I just bought my car about a month ago, and absolutely love it. I was wondering if any mods are out for the '06s yet... The CAI for the 05 looks to be the same, but I know sometimes on different model years the manufacturer makes minor changes, so I didn't know if anyone had purchased an intake for an '06 yet, and if so, which one? Also, what other mods, if any, are available for the '06s so far? Thanks in advance for any info


----------



## cdmorenot (Dec 22, 2005)

mikey7182 said:


> I just bought my car about a month ago, and absolutely love it. I was wondering if any mods are out for the '06s yet... The CAI for the 05 looks to be the same, but I know sometimes on different model years the manufacturer makes minor changes, so I didn't know if anyone had purchased an intake for an '06 yet, and if so, which one? Also, what other mods, if any, are available for the '06s so far?
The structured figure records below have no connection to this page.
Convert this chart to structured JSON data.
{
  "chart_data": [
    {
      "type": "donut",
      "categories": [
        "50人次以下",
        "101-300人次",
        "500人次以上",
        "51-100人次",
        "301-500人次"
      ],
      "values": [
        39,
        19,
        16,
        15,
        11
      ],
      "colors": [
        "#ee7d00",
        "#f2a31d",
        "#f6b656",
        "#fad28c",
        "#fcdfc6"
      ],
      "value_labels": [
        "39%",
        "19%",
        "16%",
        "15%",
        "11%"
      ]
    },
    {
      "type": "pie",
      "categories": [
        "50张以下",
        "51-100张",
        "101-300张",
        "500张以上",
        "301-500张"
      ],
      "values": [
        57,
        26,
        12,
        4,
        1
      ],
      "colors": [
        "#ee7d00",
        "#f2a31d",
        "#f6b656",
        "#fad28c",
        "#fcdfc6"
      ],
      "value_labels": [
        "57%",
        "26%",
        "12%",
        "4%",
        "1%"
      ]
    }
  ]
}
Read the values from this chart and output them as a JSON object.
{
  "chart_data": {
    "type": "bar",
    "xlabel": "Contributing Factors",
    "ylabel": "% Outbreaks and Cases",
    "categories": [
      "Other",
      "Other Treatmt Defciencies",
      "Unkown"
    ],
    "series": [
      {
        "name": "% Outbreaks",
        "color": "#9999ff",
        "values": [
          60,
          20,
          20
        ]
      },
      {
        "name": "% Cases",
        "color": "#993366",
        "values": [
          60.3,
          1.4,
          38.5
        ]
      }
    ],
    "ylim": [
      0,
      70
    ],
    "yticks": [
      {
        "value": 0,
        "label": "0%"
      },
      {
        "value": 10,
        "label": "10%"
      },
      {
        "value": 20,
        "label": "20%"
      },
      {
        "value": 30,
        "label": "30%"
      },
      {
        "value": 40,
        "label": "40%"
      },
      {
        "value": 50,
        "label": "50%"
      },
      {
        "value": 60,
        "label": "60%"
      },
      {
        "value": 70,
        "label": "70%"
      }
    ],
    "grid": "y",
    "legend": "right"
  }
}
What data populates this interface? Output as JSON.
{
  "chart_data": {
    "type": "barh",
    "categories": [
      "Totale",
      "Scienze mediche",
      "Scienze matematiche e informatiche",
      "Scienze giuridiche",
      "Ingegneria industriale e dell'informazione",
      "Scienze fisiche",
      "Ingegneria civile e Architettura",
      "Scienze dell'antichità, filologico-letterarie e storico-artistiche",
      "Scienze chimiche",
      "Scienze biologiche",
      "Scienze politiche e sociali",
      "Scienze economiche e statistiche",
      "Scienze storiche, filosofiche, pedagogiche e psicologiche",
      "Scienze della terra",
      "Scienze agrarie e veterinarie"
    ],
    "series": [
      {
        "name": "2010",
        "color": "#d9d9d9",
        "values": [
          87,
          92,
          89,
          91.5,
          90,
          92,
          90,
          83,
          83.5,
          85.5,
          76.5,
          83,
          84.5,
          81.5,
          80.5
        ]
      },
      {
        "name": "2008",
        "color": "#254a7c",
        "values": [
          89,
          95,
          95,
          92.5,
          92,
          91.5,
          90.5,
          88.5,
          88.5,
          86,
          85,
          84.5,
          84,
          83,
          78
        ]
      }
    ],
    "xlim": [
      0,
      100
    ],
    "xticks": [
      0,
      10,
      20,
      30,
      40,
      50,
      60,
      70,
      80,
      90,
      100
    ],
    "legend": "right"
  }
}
Thanks in advance for any info


there are many mods for it.. most of the regular 3.5 2004+ parts will fit the se-r except for brake components.. if you're getting a cold air intake go for the nismo one.. it should give you the most HP gains.. but be careful because i heard the MAF goes with the nismo one.. or you can also go injen... I have then injen one.. and i love it.. i was going to go for the nismo.. but i personally did not like that shit... good luck.. 
www.stillen.com
www.customenterprise.com
www.racinglab.com
www.nissanperformanceparts.com
www.mossyperformance.com

check those out.. you'll find lots of crap


----------



## LIUSPEED (May 29, 2002)

the Injen CAI are really nice and top notch quality.


----------



## WATSON1 (Jul 9, 2005)

Nismo is the best performance wise, however my MAF went out twice on mine, not really sure if it was caused by the CAI.


----------



## mikey7182 (Mar 16, 2006)

thanks for all the info guys  I have seen an AEM CAI for sale...? Anyone know if they're any good? I heard that Nismo is the actual manufacturer, but not sure if that is true or not. Also, the JET ECU Upgrade... anyone done this on an 06 yet, or know if it will work? I found it on customenterprise.com. I was thinking about starting off with that and the CAI... I'd hold off on the ECU, but I'm more than likely not going to heavily mod it, so I wouldn't need a custom tune for, say, Nitrous or forced induction. Any help would be appreciated


----------



## WATSON1 (Jul 9, 2005)

mikey7182 said:


> thanks for all the info guys  I have seen an AEM CAI for sale...? Anyone know if they're any good? I heard that Nismo is the actual manufacturer, but not sure if that is true or not. Also, the JET ECU Upgrade... anyone done this on an 06 yet, or know if it will work? I found it on customenterprise.com. I was thinking about starting off with that and the CAI... I'd hold off on the ECU, but I'm more than likely not going to heavily mod it, so I wouldn't need a custom tune for, say, Nitrous or forced induction. Any help would be appreciated


You've actually got it backwards, Nismo is made by AEM, not AEM made by Nismo, but that doesn't really matter. The last I heard, technosquare was in the process of a SE-R ECU reflash, but I stapped watching it when I got rid of my Altima. There is a thread about it somewhere in theis section. Just do a search in here for a few keywords, and it should come right up.


----------



## mikey7182 (Mar 16, 2006)

Thanks  I was actually going to say that Nismo was made by AEM instead, but I didn't want to sound retarded... so much for intuition! haha


----------



## cdmorenot (Dec 22, 2005)

mikey7182 said:


> Thanks  I was actually going to say that Nismo was made by AEM instead, but I didn't want to sound retarded... so much for intuition! haha


lol...yeah its made by aem.. i would find out about technosquare... not jet..


----------